Conventional CAR-T cell treatment is expensive, time-consuming, and has a risk of cancer because it is frequently virus-based. In order to get around these limitations, a novel non-viral CRISPR/Cas9-mediated technique for producing genome-specific integrated CAR-T cells is developed. BRL Medicine is now developing BRL-201, a new anti-cd20/cd19 bi-specific car T-cell therapy, to treat NHL.

A phase I/II of BRL-201 (NCT05741359) is ongoing with a large-scale and multi-center design to further evaluate BRL-201 antitumor activity in lower dose levels. During the EHA 2024 conference, long term follow up data of the trial was presented. BRL-201 study is sponsored by Bioray Laboratories and the collaborator of the study is First Affiliated Hospital of Zhejiang University.

This phase I investigator-initiated trial evaluated BRL-201 in adult patients with r/r B-NHL. Participants underwent leukapheresis followed by lymphodepletion chemotherapy with cyclophosphamide (500mg/m², D-3 to -2) and fludarabine (30mg/m², D-4 to -2) before BRL-201 infusion. Primary endpoint: incidence of dose-limiting toxicities (DLT). Secondary endpoint: proportion of patients achieving an objective response at 3 months as assessed by investigators. 

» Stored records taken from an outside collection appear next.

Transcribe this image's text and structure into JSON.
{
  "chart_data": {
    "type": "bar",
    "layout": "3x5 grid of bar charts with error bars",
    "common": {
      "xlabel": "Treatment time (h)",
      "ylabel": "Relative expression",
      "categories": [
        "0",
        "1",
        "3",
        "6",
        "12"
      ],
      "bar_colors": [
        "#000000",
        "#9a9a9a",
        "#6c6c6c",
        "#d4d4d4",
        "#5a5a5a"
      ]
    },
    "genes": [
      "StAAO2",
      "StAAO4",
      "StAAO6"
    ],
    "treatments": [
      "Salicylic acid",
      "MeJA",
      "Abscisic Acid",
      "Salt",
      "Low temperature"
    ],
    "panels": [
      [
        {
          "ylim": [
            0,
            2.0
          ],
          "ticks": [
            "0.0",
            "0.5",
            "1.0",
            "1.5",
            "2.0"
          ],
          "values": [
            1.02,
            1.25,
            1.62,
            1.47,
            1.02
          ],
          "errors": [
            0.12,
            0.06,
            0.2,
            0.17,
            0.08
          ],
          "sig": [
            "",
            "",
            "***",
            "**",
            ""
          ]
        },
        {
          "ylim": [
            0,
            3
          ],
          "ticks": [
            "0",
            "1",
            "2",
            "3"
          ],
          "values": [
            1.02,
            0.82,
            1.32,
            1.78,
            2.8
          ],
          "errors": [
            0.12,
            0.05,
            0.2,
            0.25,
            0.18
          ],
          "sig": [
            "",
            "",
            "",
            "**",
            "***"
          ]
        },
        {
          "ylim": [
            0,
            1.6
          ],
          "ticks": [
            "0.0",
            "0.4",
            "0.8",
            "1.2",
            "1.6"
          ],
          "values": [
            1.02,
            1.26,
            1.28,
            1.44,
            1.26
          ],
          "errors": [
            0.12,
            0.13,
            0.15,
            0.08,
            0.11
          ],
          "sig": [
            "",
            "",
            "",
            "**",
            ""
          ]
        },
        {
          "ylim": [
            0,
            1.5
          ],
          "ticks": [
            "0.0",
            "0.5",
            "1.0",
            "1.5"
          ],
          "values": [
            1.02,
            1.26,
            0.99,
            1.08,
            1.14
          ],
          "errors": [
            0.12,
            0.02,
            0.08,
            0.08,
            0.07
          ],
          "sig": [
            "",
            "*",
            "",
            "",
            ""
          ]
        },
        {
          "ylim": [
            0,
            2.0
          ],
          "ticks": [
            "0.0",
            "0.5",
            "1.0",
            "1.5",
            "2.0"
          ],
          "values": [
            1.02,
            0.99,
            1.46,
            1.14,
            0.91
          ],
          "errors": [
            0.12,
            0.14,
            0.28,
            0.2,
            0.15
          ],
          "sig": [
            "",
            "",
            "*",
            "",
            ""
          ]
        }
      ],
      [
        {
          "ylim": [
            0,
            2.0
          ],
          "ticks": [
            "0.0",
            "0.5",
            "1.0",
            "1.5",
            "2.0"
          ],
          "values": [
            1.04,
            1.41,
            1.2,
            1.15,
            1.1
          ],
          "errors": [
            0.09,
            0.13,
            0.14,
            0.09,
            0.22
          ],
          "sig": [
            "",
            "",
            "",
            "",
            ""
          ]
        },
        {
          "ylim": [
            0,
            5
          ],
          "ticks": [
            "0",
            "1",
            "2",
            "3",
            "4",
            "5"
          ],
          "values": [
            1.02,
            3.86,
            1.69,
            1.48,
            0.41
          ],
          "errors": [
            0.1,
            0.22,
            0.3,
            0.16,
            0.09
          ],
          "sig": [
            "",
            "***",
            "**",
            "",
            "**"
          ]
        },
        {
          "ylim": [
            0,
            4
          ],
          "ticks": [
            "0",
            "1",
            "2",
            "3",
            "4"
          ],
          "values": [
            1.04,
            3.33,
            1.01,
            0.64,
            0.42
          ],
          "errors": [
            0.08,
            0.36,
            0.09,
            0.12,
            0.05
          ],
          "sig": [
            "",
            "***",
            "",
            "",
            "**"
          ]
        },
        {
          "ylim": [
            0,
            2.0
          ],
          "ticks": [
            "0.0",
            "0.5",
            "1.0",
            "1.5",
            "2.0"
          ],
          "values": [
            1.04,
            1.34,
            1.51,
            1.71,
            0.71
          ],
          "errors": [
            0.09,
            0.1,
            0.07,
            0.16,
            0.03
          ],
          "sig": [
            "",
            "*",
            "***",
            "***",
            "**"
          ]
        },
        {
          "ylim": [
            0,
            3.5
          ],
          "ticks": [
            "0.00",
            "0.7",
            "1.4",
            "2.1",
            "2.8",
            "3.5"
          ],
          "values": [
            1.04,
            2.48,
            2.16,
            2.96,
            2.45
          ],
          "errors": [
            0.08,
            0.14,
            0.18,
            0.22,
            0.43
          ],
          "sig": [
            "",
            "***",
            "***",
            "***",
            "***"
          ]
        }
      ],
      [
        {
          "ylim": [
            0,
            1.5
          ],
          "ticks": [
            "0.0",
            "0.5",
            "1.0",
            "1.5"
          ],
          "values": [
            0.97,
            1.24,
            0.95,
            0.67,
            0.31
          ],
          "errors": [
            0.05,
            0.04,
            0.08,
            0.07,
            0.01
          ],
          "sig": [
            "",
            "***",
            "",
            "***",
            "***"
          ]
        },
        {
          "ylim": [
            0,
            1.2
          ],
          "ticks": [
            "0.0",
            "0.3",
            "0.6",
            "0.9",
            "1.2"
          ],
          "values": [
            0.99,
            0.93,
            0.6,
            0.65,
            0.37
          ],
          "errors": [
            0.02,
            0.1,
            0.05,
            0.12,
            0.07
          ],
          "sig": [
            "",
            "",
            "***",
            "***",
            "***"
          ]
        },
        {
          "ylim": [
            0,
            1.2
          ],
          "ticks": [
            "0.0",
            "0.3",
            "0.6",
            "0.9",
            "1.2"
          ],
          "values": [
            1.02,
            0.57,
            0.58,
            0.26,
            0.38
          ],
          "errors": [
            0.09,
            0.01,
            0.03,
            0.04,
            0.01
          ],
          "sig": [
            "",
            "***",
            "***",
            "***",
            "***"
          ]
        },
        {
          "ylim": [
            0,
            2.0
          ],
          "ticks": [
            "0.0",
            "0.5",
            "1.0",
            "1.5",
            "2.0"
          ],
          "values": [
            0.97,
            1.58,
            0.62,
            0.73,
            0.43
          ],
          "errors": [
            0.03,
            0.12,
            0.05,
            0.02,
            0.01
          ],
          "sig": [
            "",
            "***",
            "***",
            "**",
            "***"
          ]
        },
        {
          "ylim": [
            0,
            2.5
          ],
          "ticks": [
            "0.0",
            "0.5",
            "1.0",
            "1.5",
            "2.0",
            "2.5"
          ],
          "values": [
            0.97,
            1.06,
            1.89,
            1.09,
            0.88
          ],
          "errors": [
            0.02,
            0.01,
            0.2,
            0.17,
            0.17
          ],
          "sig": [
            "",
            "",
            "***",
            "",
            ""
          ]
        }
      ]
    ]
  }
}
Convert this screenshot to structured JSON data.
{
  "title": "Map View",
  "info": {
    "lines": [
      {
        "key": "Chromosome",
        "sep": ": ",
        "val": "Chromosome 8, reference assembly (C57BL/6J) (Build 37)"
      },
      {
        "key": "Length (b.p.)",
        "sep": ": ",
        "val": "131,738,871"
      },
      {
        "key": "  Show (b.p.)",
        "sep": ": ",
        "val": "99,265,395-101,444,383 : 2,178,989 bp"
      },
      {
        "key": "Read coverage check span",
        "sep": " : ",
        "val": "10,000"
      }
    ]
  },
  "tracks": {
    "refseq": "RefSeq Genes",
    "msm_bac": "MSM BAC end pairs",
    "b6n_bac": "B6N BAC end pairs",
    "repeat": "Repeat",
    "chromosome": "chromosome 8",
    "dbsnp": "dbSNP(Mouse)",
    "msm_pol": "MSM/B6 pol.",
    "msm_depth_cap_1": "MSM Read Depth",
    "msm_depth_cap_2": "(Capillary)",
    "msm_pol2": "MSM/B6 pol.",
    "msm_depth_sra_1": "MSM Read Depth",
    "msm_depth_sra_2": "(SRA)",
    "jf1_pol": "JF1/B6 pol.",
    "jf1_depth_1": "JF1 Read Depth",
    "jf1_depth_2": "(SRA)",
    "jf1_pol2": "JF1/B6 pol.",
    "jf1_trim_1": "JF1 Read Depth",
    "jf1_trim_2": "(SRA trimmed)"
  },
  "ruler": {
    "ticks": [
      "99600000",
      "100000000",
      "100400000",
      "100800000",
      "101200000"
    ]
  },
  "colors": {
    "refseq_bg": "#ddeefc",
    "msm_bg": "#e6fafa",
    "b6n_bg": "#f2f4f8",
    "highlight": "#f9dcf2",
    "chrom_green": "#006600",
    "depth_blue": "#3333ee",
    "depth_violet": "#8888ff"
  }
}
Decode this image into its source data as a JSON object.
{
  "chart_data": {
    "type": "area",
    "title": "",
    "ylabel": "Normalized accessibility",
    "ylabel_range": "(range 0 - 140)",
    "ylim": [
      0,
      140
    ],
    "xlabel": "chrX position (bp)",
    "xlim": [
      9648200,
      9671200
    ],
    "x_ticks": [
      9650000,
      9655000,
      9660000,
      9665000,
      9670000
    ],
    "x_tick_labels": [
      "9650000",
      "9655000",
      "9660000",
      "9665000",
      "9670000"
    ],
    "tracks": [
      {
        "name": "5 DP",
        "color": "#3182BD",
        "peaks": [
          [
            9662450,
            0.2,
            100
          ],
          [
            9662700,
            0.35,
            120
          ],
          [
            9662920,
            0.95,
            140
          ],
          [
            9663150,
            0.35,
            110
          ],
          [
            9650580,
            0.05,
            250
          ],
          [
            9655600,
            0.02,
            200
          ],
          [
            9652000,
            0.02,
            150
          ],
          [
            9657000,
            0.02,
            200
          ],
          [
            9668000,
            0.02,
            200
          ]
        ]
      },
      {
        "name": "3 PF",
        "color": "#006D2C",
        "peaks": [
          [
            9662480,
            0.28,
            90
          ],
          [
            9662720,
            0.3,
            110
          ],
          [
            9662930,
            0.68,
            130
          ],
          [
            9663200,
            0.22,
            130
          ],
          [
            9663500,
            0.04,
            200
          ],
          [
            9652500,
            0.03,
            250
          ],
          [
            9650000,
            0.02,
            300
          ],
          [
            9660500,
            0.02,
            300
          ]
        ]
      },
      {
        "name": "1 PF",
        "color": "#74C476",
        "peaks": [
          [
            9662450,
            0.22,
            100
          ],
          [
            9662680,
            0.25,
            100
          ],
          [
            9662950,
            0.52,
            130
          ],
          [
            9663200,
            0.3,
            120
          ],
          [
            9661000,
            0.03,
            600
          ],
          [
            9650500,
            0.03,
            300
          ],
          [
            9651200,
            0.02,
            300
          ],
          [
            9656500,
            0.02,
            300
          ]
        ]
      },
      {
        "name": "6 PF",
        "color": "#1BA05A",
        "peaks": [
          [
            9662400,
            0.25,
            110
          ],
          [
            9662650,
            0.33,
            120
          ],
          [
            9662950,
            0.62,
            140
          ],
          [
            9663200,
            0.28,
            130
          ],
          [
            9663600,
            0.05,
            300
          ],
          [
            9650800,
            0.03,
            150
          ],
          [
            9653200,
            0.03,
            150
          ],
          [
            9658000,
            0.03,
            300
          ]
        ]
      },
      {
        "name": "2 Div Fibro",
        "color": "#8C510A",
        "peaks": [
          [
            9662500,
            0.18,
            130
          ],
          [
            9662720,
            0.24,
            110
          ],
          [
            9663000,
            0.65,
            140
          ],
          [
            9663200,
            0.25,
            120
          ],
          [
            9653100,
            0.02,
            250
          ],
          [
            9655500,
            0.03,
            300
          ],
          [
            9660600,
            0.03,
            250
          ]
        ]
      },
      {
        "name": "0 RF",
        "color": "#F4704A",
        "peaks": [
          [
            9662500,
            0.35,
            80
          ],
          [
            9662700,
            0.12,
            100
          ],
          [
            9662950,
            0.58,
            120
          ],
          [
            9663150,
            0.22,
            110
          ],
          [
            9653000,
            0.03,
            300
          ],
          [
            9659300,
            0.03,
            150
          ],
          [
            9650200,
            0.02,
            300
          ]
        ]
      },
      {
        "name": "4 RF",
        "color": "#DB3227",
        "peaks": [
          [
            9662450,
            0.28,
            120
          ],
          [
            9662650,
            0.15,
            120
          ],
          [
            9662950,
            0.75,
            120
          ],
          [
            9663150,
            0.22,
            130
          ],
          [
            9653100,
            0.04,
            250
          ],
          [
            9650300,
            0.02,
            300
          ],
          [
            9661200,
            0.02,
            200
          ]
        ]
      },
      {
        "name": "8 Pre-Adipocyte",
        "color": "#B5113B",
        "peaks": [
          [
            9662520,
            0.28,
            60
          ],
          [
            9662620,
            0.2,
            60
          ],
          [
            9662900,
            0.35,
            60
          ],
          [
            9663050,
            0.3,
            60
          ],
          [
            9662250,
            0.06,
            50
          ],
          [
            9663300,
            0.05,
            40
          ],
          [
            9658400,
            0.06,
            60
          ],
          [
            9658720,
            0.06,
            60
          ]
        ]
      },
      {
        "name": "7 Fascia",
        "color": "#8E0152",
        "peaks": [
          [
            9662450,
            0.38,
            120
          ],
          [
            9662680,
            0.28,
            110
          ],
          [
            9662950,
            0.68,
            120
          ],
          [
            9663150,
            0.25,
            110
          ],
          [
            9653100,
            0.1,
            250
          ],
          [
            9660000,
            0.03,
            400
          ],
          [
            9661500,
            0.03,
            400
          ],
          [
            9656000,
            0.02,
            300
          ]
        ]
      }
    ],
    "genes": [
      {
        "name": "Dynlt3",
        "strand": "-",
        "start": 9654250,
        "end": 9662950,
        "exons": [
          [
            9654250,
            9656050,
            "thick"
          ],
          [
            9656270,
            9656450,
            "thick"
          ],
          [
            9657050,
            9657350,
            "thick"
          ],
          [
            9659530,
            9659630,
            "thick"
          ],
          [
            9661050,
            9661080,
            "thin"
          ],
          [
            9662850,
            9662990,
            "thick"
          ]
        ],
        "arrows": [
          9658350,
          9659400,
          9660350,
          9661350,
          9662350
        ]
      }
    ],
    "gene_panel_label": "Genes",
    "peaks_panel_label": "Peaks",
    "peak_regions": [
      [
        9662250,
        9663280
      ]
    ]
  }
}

From May 3, 2020, to August 10, 2021, 25 patients with r/r B-NHL were enrolled; 21 received BRL-201, with a median age of 56 (range: 34-70) and median of 4 (range: 1-9) prior therapy lines. 17 patients were diagnosed with disease stages III or IV, and 13 patients were high-intermediate to high risk per IPI/aaIPI. Two had previous autologous HSCT, and one had primary refractory disease.

Efficacy: The median follow-up was 38.0 months (95% CI: 34.76–41.24 months) as of February 10, 2024. All 21 patients showed an objective response, with 18 (85.7%) achieving complete response (CR). CR was maintained by seven patients at data cut-off. The median duration of response (DOR) was 18.6 months (95% CI: 4.10–33.10), with a median progression-free survival (PFS) of 19.5 months (95% CI: 5.15–33.86). The 12-month overall survival (OS) rate was 76.2% (95% CI: 60%–96.8%). The estimated median OS was 38.5 months (95% CI: 30.12–46.88).

Safety: No severe CRS or ICANS were noted. Mild CRS (grade 1-2) occurred in 66.7% (14/21) of patients, with one requiring tocilizumab. Grade 1-2 ICANS was observed in 19.0% (4/21). No new AES/SAES were reported in the last follow-up. In the ongoing phase I study, 9 patients received BRL-201 with no DLTs observed within 28 days post-infusion.

KOL insights

“The administration of CAR T-cell therapy in the outpatient setting was deemed feasible and safe in patients with relapsed/refractory non-Hodgkin lymphoma (NHL), according to findings from an exploratory analysis of real-world outpatient effectiveness shared during the 2024 EHA Congress,” – MD, United States

Conclusion 

BRL-201 is world's first autologous CAR-T cell product to eliminates the PD1 gene without the use of viral vectors and accomplishes targeted genome integration at the PD1 location. BRL-201 is based on the non-viral site-specific integrated CAR-T platform (Quikin CART®) independently developed by BRL Medicine. 

Advantages of this approach include: 

• CAR sequence is precisely inserted into a specific site, avoiding the risk of tumorigenesis caused by random insertion; 

• CAR knock-in and PD1 knock-out can be completed in one step, allowing the continuous expression of CAR and releasing the inhibition of T cell function; 

• Shortened preparation time using a simpler and more cost-effective process

On December 14, 2022, the National Medical Products Administration (NMPA)/ Center for Drug Evaluation (CDE) approved the CAR-T product's investigational new drug (IND), allowing it to formally enter clinical stage I.

The study's data revealed that BRL-201 exhibited strong responses, a high median PFS (19.5 months), and a 12-month OS rate of 76.2%, with a median follow-up of 38.0 months. The estimated median OS was 38.5 months. BRL-201 also exhibited a manageable safety profile.  More information is being gathered to determine its therapeutic use.